For any parent, the thought of their former partner taking their child abroad to live is beyond contemplation. It is normally difficult enough to imagine a divorce and not seeing your child each day, let alone a child being taken to live in a foreign country.

This week I felt particularly sorry for all parents involved in child abduction court proceedings because of a report indicating the potential additional difficulties of recovering abducted children from the European Union after Brexit.

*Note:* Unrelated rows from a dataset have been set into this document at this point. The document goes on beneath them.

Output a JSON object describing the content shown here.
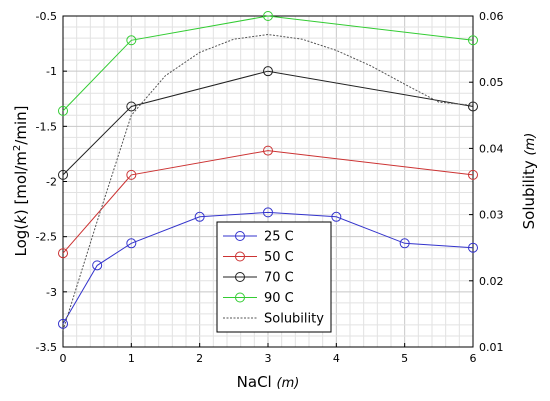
{
  "chart_data": {
    "type": "line",
    "xlabel_main": "NaCl ",
    "xlabel_unit": "(m)",
    "ylabel_left_pre": "Log(",
    "ylabel_left_k": "k",
    "ylabel_left_post": ") [mol/m",
    "ylabel_left_sup": "2",
    "ylabel_left_end": "/min]",
    "ylabel_right_main": "Solubility ",
    "ylabel_right_unit": "(m)",
    "xlim": [
      0,
      6
    ],
    "ylim_left": [
      -3.5,
      -0.5
    ],
    "ylim_right": [
      0.01,
      0.06
    ],
    "x_ticks": [
      "0",
      "1",
      "2",
      "3",
      "4",
      "5",
      "6"
    ],
    "y_left_ticks": [
      "-0.5",
      "-1",
      "-1.5",
      "-2",
      "-2.5",
      "-3",
      "-3.5"
    ],
    "y_right_ticks": [
      "0.06",
      "0.05",
      "0.04",
      "0.03",
      "0.02",
      "0.01"
    ],
    "grid": true,
    "legend_position": "lower-center",
    "series": [
      {
        "name": "25 C",
        "color": "#3333cc",
        "axis": "left",
        "marker": "circle",
        "x": [
          0,
          0.5,
          1,
          2,
          3,
          4,
          5,
          6
        ],
        "y": [
          -3.29,
          -2.76,
          -2.56,
          -2.32,
          -2.28,
          -2.32,
          -2.56,
          -2.6
        ]
      },
      {
        "name": "50 C",
        "color": "#cc3333",
        "axis": "left",
        "marker": "circle",
        "x": [
          0,
          1,
          3,
          6
        ],
        "y": [
          -2.65,
          -1.94,
          -1.72,
          -1.94
        ]
      },
      {
        "name": "70 C",
        "color": "#222222",
        "axis": "left",
        "marker": "circle",
        "x": [
          0,
          1,
          3,
          6
        ],
        "y": [
          -1.94,
          -1.32,
          -1.0,
          -1.32
        ]
      },
      {
        "name": "90 C",
        "color": "#33cc33",
        "axis": "left",
        "marker": "circle",
        "x": [
          0,
          1,
          3,
          6
        ],
        "y": [
          -1.36,
          -0.72,
          -0.5,
          -0.72
        ]
      },
      {
        "name": "Solubility",
        "color": "#555555",
        "axis": "right",
        "marker": "none",
        "dashed": true,
        "x": [
          0,
          0.5,
          1,
          1.5,
          2,
          2.5,
          3,
          3.5,
          4,
          4.5,
          5,
          5.5,
          6
        ],
        "y": [
          0.0125,
          0.029,
          0.045,
          0.051,
          0.0545,
          0.0565,
          0.0572,
          0.0565,
          0.0548,
          0.0525,
          0.0497,
          0.047,
          0.0465
        ]
      }
    ]
  }
}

As a specialist child abduction solicitor, I spend a lot of time with parents who are battling to achieve the return of their children to the UK from countries within the European Union. I have therefore witnessed the impact of child abduction on parents and their wider families. As part of the EU, Britain is a signatory to an EU convention to make the return of abducted children easier than is the case with non EU countries. On Brexit, British parents won’t be able to rely on those EU conventions unless it is negotiated that child abduction is an area where remaining a signatory to the current conventions, whilst not part of the EU, is the agreed solution.

I felt for all parents when I read some of the many news reports highlighting the fact that a government official has said that parents in the UK will find it more difficult to recover abducted children from the European Union if Britain is not able to get the EU to continue legal cooperation after Brexit.

Officials have reportedly said that the process of getting family courts in the European Union to help return children could become more complicated in a situation where a child of a British parent has been taken out of the country by a spouse to a country within the European Union. This is sadly an increasingly common situation. It is reported that there are approximately 1 million British citizens living in EU member states and 3 million EU citizens living in the UK. Therefore many EU citizens are married and settled in the UK but one EU parent will often, on separation, want to take a child who is domiciled in the UK back to the parent’s EU country of origin. That is a problem if the move occurs without the agreement of the other parent or British Court order. Alternatively, British citizens who are married to EU citizens and face the same problem of child removal to an EU country on separation or divorce.

The government paper does not indicate how Britain intends to achieve retaining the current rules over child abduction between the EU states after Brexit. The media report a concern that after Brexit the UK based parent may be forced to rely upon international treaties such as the Hague Convention rather than the current EU conventions when trying to recover a child taken abroad to the EU. This is because if there was a similar arrangement to the current EU regulations then it might involve foreign judges being able to exert jurisdiction over British citizens despite the British government’s past insistence that Brexit would exclude Britain from the rulings of foreign judges.

While it will still be possible to enforce the return of children to the UK any reduction in the current level of cooperation under EU conventions would disadvantage parents based in the UK. Child abduction and family law is just one of the many areas of law that most referendum voters probably did not contemplate would be affected by Brexit. For parents in the midst of Court proceedings, any news reports on post-Brexit legal complexities can only heighten anxieties but whatever the outcome of the Brexit negotiations there will be legal solutions for determined and dedicated parents caught up in the child abduction Court process.